Q. There exists a pamphlet called SS in Dachau, issued by the American CIC, by a Colonel Quinn. Unfortunately, I cannot submit it to the Tribunal at this time, because I had to return it. But it is in the library and is generally known. It contains testimony given by an anonymous inmate and signed -

THE PRESIDENT: You should have taken a copy of the document. You cannot testify or tell us what the document is if you cannot produce it. The fact that it had to go back to the library is no reason why you do not have it. There would have been no objection to your bringing a copy of it.

DR. PELCKMANN: May I try to bring a copy after the recess, Mr. President?

THE PRESIDENT: Yes, if you would like to.

DR. PELCKMANN: It contains a statement by an anonymous -

THE PRESIDENT: Well, we do not want to know what it contains. We do not accept from you what it contains.

DR. PELCKMANN: In that case, I shall postpone this question.

BY DR. PELCKMANN:

Q. Witness, evidence has been submitted to this Tribunal that in the gas chambers at Auschwitz and other places millions of Jews were murdered. You, however, discovered in your investigations that individual persons and a small circle of persons committed the crimes which you described. Is it possible, as far as you know, that this comparatively small circle of persons is also responsible for the extermination of these millions?

A. Investigations of the head office "SS Courts," particularly the final stages of the investigations just before the end of the war, show that individual persons and a small circle of persons are also exclusively responsible for these things. Otherwise, these outrageous things could not possibly have escaped the attention of the legal system for so long.

[Page 352]

Q. Did you, in your conversations with Dr. Morgen, gather any further information which might support this assertion?
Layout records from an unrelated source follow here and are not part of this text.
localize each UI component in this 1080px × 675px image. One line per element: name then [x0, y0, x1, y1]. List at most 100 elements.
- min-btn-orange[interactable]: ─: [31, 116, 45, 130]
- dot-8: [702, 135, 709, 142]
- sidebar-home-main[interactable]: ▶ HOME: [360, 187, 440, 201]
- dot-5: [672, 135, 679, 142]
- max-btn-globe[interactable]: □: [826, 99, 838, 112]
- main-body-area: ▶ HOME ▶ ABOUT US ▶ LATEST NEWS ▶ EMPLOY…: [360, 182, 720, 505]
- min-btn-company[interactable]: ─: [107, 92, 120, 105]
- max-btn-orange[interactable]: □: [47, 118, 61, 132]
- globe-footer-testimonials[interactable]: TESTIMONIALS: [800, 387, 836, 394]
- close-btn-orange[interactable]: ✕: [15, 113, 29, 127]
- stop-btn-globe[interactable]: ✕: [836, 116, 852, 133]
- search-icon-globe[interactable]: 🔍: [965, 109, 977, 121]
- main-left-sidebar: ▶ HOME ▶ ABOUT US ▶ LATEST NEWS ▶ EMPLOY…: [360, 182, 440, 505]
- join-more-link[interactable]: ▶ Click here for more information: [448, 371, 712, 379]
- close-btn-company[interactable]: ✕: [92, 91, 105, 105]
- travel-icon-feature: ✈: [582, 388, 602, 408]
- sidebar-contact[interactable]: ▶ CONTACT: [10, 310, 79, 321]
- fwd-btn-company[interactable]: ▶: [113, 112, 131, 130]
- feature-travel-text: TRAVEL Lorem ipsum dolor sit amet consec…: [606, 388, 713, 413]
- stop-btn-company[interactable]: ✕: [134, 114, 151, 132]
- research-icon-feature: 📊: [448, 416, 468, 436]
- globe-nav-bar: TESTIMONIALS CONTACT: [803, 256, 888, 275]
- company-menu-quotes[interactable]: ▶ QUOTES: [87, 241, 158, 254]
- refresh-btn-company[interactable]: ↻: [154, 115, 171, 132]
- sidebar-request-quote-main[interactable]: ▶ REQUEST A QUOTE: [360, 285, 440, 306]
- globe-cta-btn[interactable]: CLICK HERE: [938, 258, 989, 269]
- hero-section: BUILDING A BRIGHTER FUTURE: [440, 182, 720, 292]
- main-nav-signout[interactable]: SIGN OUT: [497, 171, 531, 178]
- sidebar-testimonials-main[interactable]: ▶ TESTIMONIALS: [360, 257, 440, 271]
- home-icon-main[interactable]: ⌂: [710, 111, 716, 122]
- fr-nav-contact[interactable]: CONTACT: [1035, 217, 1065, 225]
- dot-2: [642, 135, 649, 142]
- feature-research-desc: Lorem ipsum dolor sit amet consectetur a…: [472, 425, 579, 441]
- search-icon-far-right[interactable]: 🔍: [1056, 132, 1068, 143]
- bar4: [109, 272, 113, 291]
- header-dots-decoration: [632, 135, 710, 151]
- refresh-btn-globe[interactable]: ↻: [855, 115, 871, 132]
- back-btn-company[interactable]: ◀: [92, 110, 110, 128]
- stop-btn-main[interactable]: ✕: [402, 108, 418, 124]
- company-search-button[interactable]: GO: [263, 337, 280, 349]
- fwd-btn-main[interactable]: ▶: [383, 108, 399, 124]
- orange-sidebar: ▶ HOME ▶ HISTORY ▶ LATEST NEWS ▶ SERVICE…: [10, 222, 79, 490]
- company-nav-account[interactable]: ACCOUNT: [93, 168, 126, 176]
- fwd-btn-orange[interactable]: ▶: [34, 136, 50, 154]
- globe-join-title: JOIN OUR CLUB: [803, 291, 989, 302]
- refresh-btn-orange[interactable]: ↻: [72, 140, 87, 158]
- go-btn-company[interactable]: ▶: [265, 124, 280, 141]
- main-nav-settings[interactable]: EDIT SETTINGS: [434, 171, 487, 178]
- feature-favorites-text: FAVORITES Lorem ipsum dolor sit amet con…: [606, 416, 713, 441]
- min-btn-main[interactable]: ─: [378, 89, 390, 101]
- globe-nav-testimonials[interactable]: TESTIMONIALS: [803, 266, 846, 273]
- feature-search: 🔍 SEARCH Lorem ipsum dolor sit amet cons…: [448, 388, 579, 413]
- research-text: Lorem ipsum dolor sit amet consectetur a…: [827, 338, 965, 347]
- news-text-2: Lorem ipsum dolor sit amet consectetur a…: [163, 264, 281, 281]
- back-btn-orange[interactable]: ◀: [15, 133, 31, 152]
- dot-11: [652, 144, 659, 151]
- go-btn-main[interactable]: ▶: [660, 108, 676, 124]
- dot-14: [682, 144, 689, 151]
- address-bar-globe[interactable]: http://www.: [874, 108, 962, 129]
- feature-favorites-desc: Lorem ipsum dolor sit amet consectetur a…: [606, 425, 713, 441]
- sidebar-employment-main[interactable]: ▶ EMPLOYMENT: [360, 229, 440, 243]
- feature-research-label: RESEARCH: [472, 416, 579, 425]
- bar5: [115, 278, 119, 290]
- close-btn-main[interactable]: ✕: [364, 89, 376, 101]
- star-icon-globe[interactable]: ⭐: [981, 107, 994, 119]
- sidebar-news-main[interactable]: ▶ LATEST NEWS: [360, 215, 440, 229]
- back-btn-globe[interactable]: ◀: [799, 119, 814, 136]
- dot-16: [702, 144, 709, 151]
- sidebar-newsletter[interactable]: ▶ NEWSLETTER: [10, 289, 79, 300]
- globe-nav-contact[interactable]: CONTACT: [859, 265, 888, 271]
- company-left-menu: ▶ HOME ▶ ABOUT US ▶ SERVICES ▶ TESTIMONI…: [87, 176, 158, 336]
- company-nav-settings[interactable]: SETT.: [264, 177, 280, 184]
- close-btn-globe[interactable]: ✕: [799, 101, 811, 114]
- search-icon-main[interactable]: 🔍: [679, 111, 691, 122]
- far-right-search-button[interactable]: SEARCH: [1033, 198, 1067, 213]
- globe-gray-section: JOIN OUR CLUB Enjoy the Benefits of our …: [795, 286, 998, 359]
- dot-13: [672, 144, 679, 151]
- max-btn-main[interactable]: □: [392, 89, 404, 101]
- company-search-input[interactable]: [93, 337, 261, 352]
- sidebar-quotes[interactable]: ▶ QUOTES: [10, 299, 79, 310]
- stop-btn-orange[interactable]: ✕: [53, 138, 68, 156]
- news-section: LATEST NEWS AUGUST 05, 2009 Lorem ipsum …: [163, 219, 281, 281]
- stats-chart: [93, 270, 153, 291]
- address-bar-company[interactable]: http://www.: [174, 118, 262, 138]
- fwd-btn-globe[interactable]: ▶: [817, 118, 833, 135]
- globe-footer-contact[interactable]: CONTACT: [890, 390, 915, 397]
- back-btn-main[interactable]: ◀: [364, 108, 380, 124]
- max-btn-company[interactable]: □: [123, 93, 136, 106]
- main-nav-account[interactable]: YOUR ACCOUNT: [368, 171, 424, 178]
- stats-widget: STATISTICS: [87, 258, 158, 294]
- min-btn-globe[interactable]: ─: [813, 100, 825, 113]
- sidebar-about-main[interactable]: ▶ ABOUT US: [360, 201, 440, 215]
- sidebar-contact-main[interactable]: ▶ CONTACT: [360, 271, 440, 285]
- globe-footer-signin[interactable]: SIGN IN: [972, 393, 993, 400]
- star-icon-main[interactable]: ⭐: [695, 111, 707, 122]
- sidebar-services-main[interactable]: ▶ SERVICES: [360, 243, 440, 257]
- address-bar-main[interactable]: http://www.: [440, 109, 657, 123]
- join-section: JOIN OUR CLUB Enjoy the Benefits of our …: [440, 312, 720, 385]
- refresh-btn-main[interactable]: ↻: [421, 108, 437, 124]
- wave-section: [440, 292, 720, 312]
A. Dr. Morgen was a judge before me, who, during the whole period, was attached to the Reich Criminal Police Department in order to carry out investigations of the concentration camps from there. Dr. Morgen has extensive knowledge. I know, today, that he himself talked with those responsible for these mass exterminations, and he gained a clear insight into all these matters. He can prove that the origin of the exterminations of the Jews is not to be found in the SS, but in the Chancellery of the Fuehrer.

THE PRESIDENT: Dr. Pelckmann, I understood from you that you put - that you were putting in two affidavits from Dr. Morgen, is that right?

DR. PELCKMANN: Three, Mr. President.

THE PRESIDENT: Well, three - five, if you like, but this witness cannot tell us what Dr. Morgen says. Dr. Morgen must speak for himself from his affidavits.

DR. PELCKMANN: In that case, perhaps I may return to this, when I submit the affidavits.

BY DR. PELCKMANN:

Q. It is alleged by the prosecution that these acts could not have been perpetrations of individuals, but that the logical application of the Party programme regarding the Jewish question had to lead to these crimes at Auschwitz. What can you say to that from your own knowledge and experience of the fight against, these crimes?

A. I have already said that Himmler always showed the SS only his ideal side, and these principles which he showed the SS were considered by the SS as principles of the Party programme. Hitler's order for the biological extermination of Jewry, as I know it today, is an absolute -

THE PRESIDENT: He said that over and over again about Himmler showing his ideal side to the SS. He said it before, you know. He should not have to say it more than once.

DR. PELCKMANN: May I ask him, Mr. President, what his attitude is on the allegation of the prosecution that the extermination of Jews in Auschwitz was considered by members of the SS as a logical outcome of the principles which the SS had learned.

THE PRESIDENT: How can he give evidence about that? He can tell us what he saw and what he did. He has not told us yet whether he has ever been in the concentration camps.